Esta é uma história repleta de episódios dignos de registo. Porque beber um copo de vinho nem sempre é apenas beber um copo de vinho, especialmente quando Brad Pitt e Angelina Jolie estão impregnados no terroir.
Corria o ano de 2007, ali por alturas da primavera, quando o concierge do luxuoso Hôtel du Cap-Eden-Roc, que recebe ilustres personalidades na Riviera francesa, atende uma desconcertante chamada em que o informam de que o casal de namorados de fama estratosférica, Brad Pitt e Angelina Jolie, andava à procura de um poiso no sul de França e que, para levar essa intenção a bom termo, precisavam da sua ajuda.
Daí a passarem umas férias memoráveis num castelo francês, com 12 empregados a servir a família – os atores e os seus quatro filhos – foi um tirinho.
Esses dias de descanso correram tão bem que os atores decidiram procurar um lugar ainda melhor, desta vez não para alugar durante umas férias, mas para comprar. Depois de um tour de helicóptero pela verdejante Provença, Brad e Angelina encontraram o que o ator haveria de definir como “uma base europeia para a nossa família, onde os nossos filhos podem correr livremente sem serem submetidos ao estatuto de celebridade de Hollywood.”
Até Sting lá andou
Trata-se de uma propriedade de mil hectares, em Correns, com um imponente castelo, campos de oliveiras e vasta plantação de uvas que, desde há séculos, sempre foram exploradas para a produção de vinho. Segundo a revista americana The Vanity Fair, a família nobre italiana, dona deste terreno até 1972, vendeu-o nessa altura ao músico francês de jazz Jacques Loussier. Mas a viticultura não se perdeu – ele produzia tinto, branco e rosé, ao mesmo tempo que converteu uma antiga torre de água num estúdio de gravação. Por lá, haveriam de passar estrelas como Sting, AC/DC, Sade ou Pink Floyd (recentemente Pitt reabilitou este estúdio de gravação).
Em 1992, a herdade Miraval foi vendida a um engenheiro naval americano por 5 milhões, que manteve a tradição e lançou alguns vinhos importantes, como a coleção de rosé com a chancela Pink Floyd. Haveria de ser Tom Bove a vender Miraval ao casal de atores, em 2008, por 25 milhões de dólares, mantendo-se por uns tempos na produção de vinho.
A propriedade, além de se ter tornado no refúgio da família, acabou por se transformar também numa empresa bastante lucrativa: produzia-se mel, azeite, uma linha de produtos para a pele e música. E tudo começou com o tal rosé, que leva a assinatura Miraval Côtes de Provence. Só para dar uma ideia, o vinho gerou lucros de 50 milhões de dólares em 2021.

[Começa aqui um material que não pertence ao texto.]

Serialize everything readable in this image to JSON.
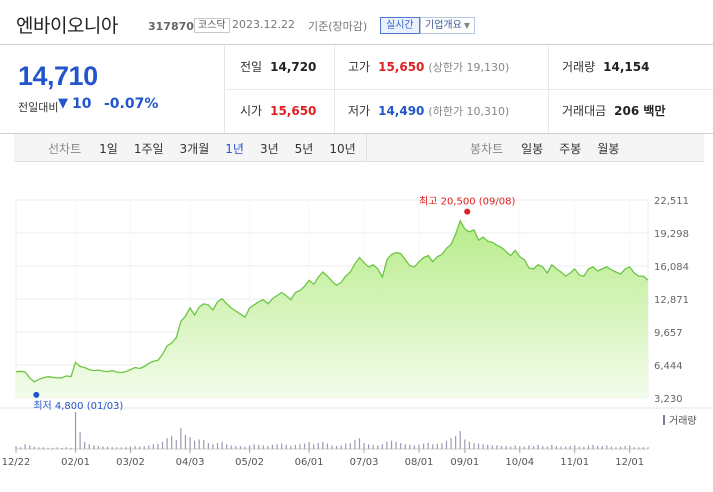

Antes de assinarem o contrato, os gestores que assessoravam o casal aconselharam a que se acrescentasse uma adenda garantindo que, em caso de separação, cada um teria direito preferencial de compra da parte de quem quisesse vender. Ambos acharam que não era necessário, pois isso parecia-lhes evidente naquela altura em que a relação estava no auge.
A certa altura, Brad Pitt queria mais, desejava marcar a diferença no mundo dos vinhos. Andou à procura do enólogo mais experiente para trabalhar com ele e chegou ao nome de Marc Perrin, um dos melhores de França, pertencente à casa Château de Beaucastel. Chegaram à conclusão que deveriam fazer um excelente rosé, o primo negligenciado da indústria que começara a despontar dois anos antes.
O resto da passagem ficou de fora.